Delayed Diagnosis of Cancer
Incidentally found lung nodule results in death after delayed diagnosis of cancer, lack of follow-up imaging, and treatment.
Incidental findings are common in all forms of medical imaging. An incidental finding a finding that was not the intended finding of an imaging study, and frequently is seen in an organ not intended to be imaged but was included in the field of view. For example, a patient has a lumbar spine MRI for back pain, but a portion of the kidney is included in the image and renal lesions (such as renal cell cancer) can be seen. Lung nodules are one of the most common incidental findings, and can be seen on CT’s of the abdomen, CT’s of the spine, and certainly on CT’s of the Chest as a finding that was not causative of the patient’s initial symptoms. When incidental findings such as lung nodules are demonstrated, they must be closely followed up as lung nodules can frequently be caused by cancer.
A 82-year-old woman made a visit to her primary care provider for respiratory problems. A routine chest radiograph exposed a pulmonary nodule where she then had a CT scan. While the patient’s suspicious nodule was confirmed, her primary care provider did not schedule any additional diagnostic or therapeutic care. Throughout the next year, the woman endured an assortment of progressive respiratory and cardiac symptoms in which she ultimately underwent coronary artery bypass grafting. A suspicious lymph node was biopsied during the patient’s surgery. This lymph node verified to be a malignancy originating from the initial nodule. Three months later, the patient passed away as the result of a large cell neuroendocrine tumor of the lung.
Our physician-led team was asked to secure an ONCOLOGY expert witness with expertise in lung cancer, and experience in small-town medicine to review the facts of the case and determine if the delay in care was causally linked to the ultimately devastating outcome. The ONCOLOGY medical expert was also asked to determine what, if any, changes to the course of treatment could have prevented or significantly delayed the patient’s death.
THE MEDICAL EXPERTS
ELITE rapidly secured a top-tier professor of ONCOLOGY to review the medical records and determine if any changes in the course of treatment could have led to an improved outcome for the patient.

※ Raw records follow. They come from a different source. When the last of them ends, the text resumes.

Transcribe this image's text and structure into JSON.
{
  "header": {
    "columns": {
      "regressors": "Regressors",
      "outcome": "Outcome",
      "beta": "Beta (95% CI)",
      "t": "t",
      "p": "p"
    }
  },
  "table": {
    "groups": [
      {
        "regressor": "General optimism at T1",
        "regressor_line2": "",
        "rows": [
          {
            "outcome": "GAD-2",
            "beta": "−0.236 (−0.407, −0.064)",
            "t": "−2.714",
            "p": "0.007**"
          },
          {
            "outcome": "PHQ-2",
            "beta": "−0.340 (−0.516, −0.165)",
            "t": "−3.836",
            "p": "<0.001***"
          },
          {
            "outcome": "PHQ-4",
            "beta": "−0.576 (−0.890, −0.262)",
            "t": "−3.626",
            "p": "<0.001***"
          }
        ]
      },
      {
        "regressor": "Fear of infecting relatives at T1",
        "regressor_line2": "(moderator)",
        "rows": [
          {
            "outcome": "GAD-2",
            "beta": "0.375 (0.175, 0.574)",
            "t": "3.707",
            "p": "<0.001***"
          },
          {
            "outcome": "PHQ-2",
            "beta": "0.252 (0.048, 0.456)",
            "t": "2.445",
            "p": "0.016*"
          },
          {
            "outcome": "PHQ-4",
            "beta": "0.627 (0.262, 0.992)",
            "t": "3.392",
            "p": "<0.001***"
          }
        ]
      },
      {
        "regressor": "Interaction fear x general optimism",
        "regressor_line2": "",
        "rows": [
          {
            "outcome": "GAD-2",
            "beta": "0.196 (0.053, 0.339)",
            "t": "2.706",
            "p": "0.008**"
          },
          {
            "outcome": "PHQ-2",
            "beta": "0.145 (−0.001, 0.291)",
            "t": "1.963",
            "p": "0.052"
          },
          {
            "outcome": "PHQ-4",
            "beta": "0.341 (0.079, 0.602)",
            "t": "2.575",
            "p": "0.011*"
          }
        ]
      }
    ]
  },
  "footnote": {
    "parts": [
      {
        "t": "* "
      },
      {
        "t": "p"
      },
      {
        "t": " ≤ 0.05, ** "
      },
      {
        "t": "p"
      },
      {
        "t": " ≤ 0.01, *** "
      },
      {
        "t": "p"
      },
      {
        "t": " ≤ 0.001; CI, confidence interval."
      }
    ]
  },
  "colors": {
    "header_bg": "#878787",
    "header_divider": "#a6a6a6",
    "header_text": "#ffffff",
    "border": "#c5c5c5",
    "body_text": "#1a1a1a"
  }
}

The ONCOLOGY medical expert witness opined that the size of the nodule at original presentation should have necessitated additional work up such as biopsy. When found early and at a small size, the tumor was likely to not be metastatic, and the delay in treatment to a reasonable degree of medical probability led to the patient’s death. Given a positive causation opinion, Elite recommended to secure experts in Primary Care Internal Medicine and Radiology to review the case regarding standard of care. Both opinions were found to be favorable for the plaintiff. The Primary Care Internal medicine physician should have coordinated follow-up for the patient, and that lack of follow-up did not meet the standard of care. The Radiology medical expert opined that specific imaging and treatment recommendations should be made in the case of lung nodules, and in this case no such recommendations were made by the Radiologist.
The all inclusive approach in this case provded invaluable to the client. Elite followed the case from start to finish, continuing to support it throughout each phase of litigation. Using this model, the attorney’s practice has become more streamliend for all personal injury and medical negligence cases.